Indeed dependencies are a weak point of the model. Unless the users specify all of the depends-on properly you'll miss resource changes which means all users of the provider need to be instructed to do that in their manifests which is of course prone to all sorts of preventable user mistakes. What makes this even more complicated is the fact that you cannot use wildcards. An option we sometime use to simplify things is to put all the dependent resources in a module and the deployer resource on some upper level but it is far from ideal.

Perhaps support for "depends on: all resources" might help or better yet some way to determine the dependencies internally (by specifying classes of resources for example). The need for a "drive" or an "instance" to deploy on the "deployer" would not change regardless of what the user wants so I wouldn't even give the user a choice.

The second issue that we've seen is that the deployer needs to run not just at the initial deploy but also during edit operations of a dependent resource. Since the deployer is not edited it will not be deployed again. We ended up having to force a property to be always "edited" which of course screws up the "plan" when nothing is actually edited but there was no other way at the time. I guess using "replace_triggered_by" instead of "depends on" might help with this issue but it wasn't available when we implemented this strategy.

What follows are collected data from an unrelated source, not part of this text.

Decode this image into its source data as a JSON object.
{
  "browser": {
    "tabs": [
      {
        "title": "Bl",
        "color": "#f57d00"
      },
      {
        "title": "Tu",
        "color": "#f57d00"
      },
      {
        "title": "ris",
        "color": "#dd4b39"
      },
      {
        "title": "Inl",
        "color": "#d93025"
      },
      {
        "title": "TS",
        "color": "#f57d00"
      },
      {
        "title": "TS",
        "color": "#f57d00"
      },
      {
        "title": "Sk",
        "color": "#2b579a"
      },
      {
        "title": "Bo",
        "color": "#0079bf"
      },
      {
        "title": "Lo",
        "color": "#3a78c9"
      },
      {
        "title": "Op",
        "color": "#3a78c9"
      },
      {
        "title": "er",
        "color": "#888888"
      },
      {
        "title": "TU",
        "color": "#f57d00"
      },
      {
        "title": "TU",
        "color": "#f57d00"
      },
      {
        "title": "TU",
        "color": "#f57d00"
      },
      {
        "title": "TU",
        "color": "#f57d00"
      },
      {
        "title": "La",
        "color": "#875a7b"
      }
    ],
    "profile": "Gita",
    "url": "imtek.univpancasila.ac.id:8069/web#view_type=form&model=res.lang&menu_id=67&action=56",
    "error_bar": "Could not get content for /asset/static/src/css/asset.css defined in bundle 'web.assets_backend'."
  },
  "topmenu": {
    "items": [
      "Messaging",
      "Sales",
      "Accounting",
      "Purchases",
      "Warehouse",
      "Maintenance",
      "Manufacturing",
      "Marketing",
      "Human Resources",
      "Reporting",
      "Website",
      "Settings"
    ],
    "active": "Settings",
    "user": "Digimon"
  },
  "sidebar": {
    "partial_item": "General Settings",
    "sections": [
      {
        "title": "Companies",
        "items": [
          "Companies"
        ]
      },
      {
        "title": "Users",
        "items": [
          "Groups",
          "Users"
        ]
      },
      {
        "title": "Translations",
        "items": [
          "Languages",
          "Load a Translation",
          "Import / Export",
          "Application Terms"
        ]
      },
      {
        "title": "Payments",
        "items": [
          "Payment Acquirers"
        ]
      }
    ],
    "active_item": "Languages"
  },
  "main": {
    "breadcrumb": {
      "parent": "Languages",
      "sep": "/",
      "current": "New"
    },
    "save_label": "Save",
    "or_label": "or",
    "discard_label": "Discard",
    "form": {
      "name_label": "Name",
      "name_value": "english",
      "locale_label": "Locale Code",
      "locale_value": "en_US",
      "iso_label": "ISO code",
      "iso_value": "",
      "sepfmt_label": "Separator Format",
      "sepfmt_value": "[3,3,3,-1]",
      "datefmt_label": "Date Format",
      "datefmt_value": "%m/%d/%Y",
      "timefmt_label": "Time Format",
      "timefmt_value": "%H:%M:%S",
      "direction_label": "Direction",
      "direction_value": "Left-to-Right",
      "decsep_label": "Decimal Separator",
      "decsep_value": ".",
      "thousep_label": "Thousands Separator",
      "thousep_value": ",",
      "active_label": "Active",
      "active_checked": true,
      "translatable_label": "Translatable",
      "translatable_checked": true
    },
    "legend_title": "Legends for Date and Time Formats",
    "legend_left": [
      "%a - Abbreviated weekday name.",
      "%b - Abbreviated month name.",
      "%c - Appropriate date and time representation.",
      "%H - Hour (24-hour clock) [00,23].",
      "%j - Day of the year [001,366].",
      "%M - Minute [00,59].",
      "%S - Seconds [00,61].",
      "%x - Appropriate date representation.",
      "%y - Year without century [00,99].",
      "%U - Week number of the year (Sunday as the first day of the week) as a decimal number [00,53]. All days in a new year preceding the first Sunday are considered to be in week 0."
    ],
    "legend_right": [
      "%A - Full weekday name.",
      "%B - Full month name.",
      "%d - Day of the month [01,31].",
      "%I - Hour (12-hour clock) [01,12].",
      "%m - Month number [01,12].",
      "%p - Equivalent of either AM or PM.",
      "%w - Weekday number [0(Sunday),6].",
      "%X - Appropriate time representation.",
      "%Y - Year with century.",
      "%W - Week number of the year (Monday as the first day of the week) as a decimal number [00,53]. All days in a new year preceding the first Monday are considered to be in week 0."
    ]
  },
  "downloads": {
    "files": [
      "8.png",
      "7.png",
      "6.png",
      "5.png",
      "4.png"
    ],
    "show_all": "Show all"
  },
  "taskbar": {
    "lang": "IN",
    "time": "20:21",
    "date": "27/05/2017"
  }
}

The third (minor) issue is that this resource is not "natural" from a user's perspective. It feels forced (because of course, it is). All other resources are true resources reflected on the server-side whereas this resource is something that exists only at the terraform level.

So, to cut the long story short I think the answer to the question is that the solution would work since we're already doing it to some degree but if we could get some help to make it more elegant (perhaps: a way to set implicit dependencies, a way to force the deploy of the deployer even if the deployer resource itself is not edited and perhaps the concept of a singleton) it would be brilliant.